The problem is that community made tools were severely restricted by Reddit pulling API access.
A lot of the old moderators left. Reddit itself has shown that it does not want to create any sort of legitimacy or democracy in the moderation process because that legitimacy could override the admins' legitimacy.
I agree completely but I think this discussion is relevant for Lemmy as well which has to some extent copied the same structure. While we do have more choice in terms of which admins we want to be under, the fundamental structure and tools are not that different.
One thing to mention is that Lemmy divorced the role of admin and developer. You have a set of admins with a far larger latitude to act, but the developer level seems lacking to address these issues and the Lemmy developer level seems as to cloistered as the Reddit admin level.

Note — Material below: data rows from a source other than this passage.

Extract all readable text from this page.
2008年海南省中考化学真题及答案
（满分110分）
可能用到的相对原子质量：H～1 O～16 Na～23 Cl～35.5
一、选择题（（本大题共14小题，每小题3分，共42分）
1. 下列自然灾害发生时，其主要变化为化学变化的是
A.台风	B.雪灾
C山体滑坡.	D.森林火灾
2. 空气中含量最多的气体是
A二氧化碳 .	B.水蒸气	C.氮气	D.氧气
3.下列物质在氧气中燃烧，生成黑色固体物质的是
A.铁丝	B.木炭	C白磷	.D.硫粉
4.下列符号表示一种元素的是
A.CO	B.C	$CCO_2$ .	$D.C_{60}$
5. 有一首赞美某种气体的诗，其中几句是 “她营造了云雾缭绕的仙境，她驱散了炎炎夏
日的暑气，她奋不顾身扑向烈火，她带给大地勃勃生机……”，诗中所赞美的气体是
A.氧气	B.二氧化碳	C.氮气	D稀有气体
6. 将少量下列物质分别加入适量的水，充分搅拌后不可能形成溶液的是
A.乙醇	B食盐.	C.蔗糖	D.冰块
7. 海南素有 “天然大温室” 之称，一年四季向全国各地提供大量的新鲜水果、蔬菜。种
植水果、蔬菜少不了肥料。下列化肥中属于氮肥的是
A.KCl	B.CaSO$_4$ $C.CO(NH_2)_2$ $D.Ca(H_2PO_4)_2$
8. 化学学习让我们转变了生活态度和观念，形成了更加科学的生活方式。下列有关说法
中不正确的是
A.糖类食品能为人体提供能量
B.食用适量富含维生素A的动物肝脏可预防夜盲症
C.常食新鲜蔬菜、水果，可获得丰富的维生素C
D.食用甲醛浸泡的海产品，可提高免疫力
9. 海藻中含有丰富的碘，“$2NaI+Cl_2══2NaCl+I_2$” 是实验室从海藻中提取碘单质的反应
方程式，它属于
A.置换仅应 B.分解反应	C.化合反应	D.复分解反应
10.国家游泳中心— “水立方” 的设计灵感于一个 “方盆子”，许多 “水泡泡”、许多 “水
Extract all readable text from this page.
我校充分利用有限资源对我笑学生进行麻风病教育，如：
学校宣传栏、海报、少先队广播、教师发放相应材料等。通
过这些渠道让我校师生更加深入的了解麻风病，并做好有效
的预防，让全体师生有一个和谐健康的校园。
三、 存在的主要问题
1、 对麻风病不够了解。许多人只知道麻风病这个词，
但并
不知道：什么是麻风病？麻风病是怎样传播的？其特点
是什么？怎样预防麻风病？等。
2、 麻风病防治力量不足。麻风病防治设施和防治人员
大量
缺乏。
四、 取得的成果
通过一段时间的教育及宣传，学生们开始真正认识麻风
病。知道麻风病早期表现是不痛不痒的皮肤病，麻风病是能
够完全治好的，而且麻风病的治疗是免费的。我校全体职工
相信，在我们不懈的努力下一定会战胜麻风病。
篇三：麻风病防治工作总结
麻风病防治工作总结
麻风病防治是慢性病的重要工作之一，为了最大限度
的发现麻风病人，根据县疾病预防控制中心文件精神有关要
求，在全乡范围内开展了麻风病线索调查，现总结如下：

AI mods could be much better for cases like this. Imagine the mod responding immediately when you try to post something! If it’s a mistake, you could fix. If not, it may never even see the light of day
Taking this post at face value, an AI mod could have acted immediately, before BBC changed their headline, so op would not have been banned for this reason
I'm currently testing it actually. So far just letting it analyze whether swear words in the text are meant in an offensive way and if so, it reports the comment to me.